Below is an outline McClusky compiled of that and other life-related features in Biden’s budget:
- Eliminates the Hyde amendment (pg. 797) – which would allow taxpayer funding for abortions-on-demand through Medicaid, Medicare disability, and other programs funded under the Labor / Health and Human Services appropriations bill.
- Eliminates the Dornan amendment (pg. 1244), which would allow the District of Columbia to fund abortions through its Medicaid program. When the Dornan amendment was last gutted in fiscal year 2010, D.C. funded 300 abortions through Medicaid.
- Eliminates the Aderholt amendment (pg. 189), which would lift the federal ban on gestating gene-edited embryos, such as three-parent embryos.
- A 40% increase in funding for the Title X “family planning” program by $113.521 million, bringing the total to $400 million from $286.479 million (pg. 429). This funding will serve as a slush fund for Planned Parenthood and the abortion industry.
- A 10% increase in funding for the teen pregnancy prevention program (TPP) by $10 million for a total of $111 million, up from $101 million (pg. 479). These funds subsidize Planned Parenthood.
- Eliminates funding for sexual risk avoidance education ($35 million in FY22-enacted) (pg. 479).
- $5 million for “implicit bias” training grants for healthcare providers, which could be used to target pro-life providers (pg. 31 of HHS request).

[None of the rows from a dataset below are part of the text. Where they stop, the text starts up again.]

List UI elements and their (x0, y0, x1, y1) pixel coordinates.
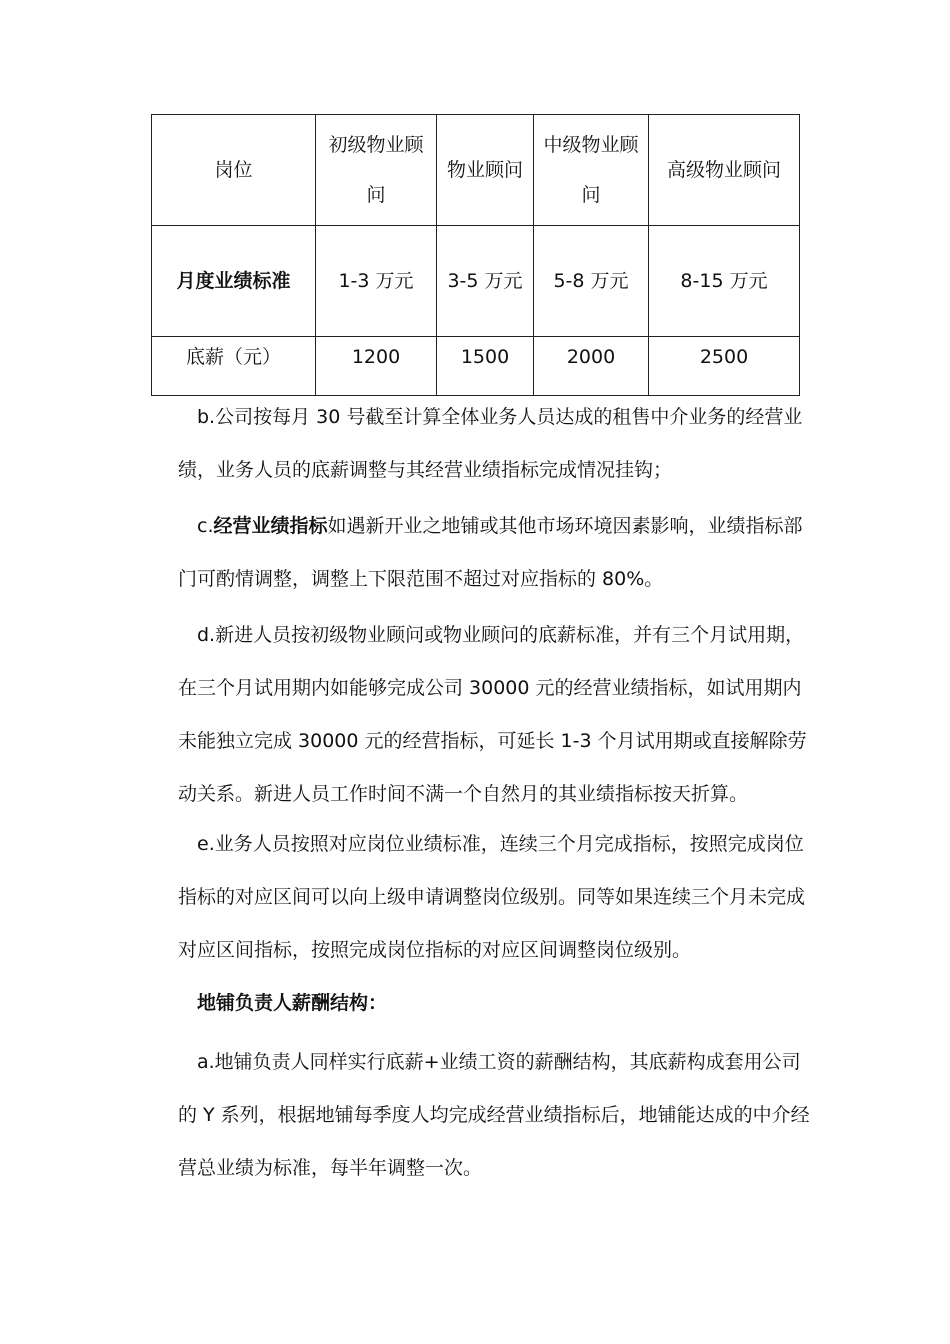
table-row-label: 月度业绩标准 (152, 226, 316, 337)
table-header-cell: 高级物业顾问 (649, 115, 800, 226)
table-cell: 1500 (437, 337, 534, 396)
table-cell: 2500 (649, 337, 800, 396)
paragraph-c-text: 如遇新开业之地铺或其他市场环境因素影响，业绩指标部门可酌情调整，调整上下限范围不超过对应指标的 80%。 (178, 515, 803, 590)
table-cell: 1200 (316, 337, 437, 396)
table-cell: 1-3 万元 (316, 226, 437, 337)
paragraph-b: b.公司按每月 30 号截至计算全体业务人员达成的租售中介业务的经营业绩，业务人员的底薪调整与其经营业绩指标完成情况挂钩； (178, 406, 803, 481)
paragraph-c (178, 500, 818, 606)
table-cell: 2000 (534, 337, 649, 396)
table-row (152, 226, 800, 337)
table-header-cell: 物业顾问 (437, 115, 534, 226)
table-header-cell: 初级物业顾问 (316, 115, 437, 226)
table-cell: 5-8 万元 (534, 226, 649, 337)
table-header-cell: 岗位 (152, 115, 316, 226)
section-heading: 地铺负责人薪酬结构： (197, 992, 388, 1014)
paragraph-a: a.地铺负责人同样实行底薪+业绩工资的薪酬结构，其底薪构成套用公司的 Y 系列，根据地铺每季度人均完成经营业绩指标后，地铺能达成的中介经营总业绩为标准，每半年调整一次。 (178, 1051, 810, 1179)
salary-table (151, 114, 800, 396)
table-header-row (152, 115, 800, 226)
table-cell: 3-5 万元 (437, 226, 534, 337)
paragraph-e: e.业务人员按照对应岗位业绩标准，连续三个月完成指标，按照完成岗位指标的对应区间可以向上级申请调整岗位级别。同等如果连续三个月未完成对应区间指标，按照完成岗位指标的对应区间调整岗位级别。 (178, 833, 806, 961)
paragraph-d: d.新进人员按初级物业顾问或物业顾问的底薪标准，并有三个月试用期，在三个月试用期内如能够完成公司 30000 元的经营业绩指标，如试用期内未能独立完成 30000 元的经营指标，可延长 1-3 个月试用期或直接解除劳动关系。新进人员工作时间不满一个自然月的其业绩指标按天折算。 (178, 624, 807, 805)
table-header-cell: 中级物业顾问 (534, 115, 649, 226)
table-row (152, 337, 800, 396)
table-cell: 8-15 万元 (649, 226, 800, 337)
paragraph-c-bold: 经营业绩指标 (213, 515, 328, 537)
table-row-label: 底薪（元） (152, 337, 316, 396)
paragraph-c-prefix: c. (197, 515, 214, 537)
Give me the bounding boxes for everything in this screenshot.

- A 72% increase in funding for the United Nations Population Fund (UNFPA) by $23.5 million to $56 million from $32.5 million (pg. 138 of State Dept request). The UNFPA promotes abortions around the world and supports China’s forced abortion and sterilization regime.
- Eliminates the application of the Helms amendment to the Complex Crises Fund (pg. 821), which could allow those funds to pay for abortions.
- Adds a sweeping authority for funds “to promote gender equality” overseas, including by “protecting the rights of women and girls worldwide” (pg. 882). This would bypass the Helms amendment and Siljander amendments to allow taxpayer-funding for abortions or abortion lobbying overseas.
- Decreases the funding floor earmark for international family planning / reproductive health (FP/RH) by $3 million (0.5%) to $572 million from $575 million (pg. 916). This would be a welcome development on its own. The earmark is a slush fund for international pro-abortion organizations including International Planned Parenthood and Marie Stopes International. However, USAID is requesting that all of these funds be provided through the Global Health Programs (GHP) account – a $48.05 million increase over the $523.950 million provided in that account for FP/RH in FY22 – instead of allowing some of these funds to be awarded through the Economic Support Fund (ESF) account (pg. 84 of State Dept. request). Pro-abortion groups have sought to shift the annual $51.05 million allocation of the FP/RH earmark within the ESF account over to the GHP account in order to allow USAID bureaucrats more flexibility to give funds directly to NGO’s in the abortion industry, since the ESF allocations are typically given to the governments of U.S. friends and allies.
- Expands the HIV/AIDS Working Capital Fund (WCF) to include pharmaceuticals and other products for global health activities broadly, including contraceptive commodities and, via funds from non-U.S. Government donors, potentially abortion-related commodities (pg. 877).
- Expands the authority for bypassing country prohibitions for child survival / disease programs to include global health activities more broadly, which could also cover contraceptives (pg. 882).
- Expands taxpayer-funded in-vitro fertilization (IVF) (and other assisted reproductive technologies that destroy human embryos and disregard human dignity) at the VA, to unmarried, single veterans. The expansion will add gestational surrogacy services and the use of third-party gametes (VA request pg. 313).
- Increases taxpayer-funding for contraceptives at the VA, including emergency contraceptives and other forms of birth control that can destroy human embryos, by eliminating copays (VA request pg. 314).
- Eliminates provisions removing time limitations on embryo storage for IVF procedures funded by the Department of Defense (pg. 325).
“The Democrats are trying to sell this budget as a return to the middle,” McClusky concluded. “But any analysis of this budget that is even remotely sympathetic to preborn Americans, Catholic values, and fiscal responsibility for that matter, shows just how radical it is.”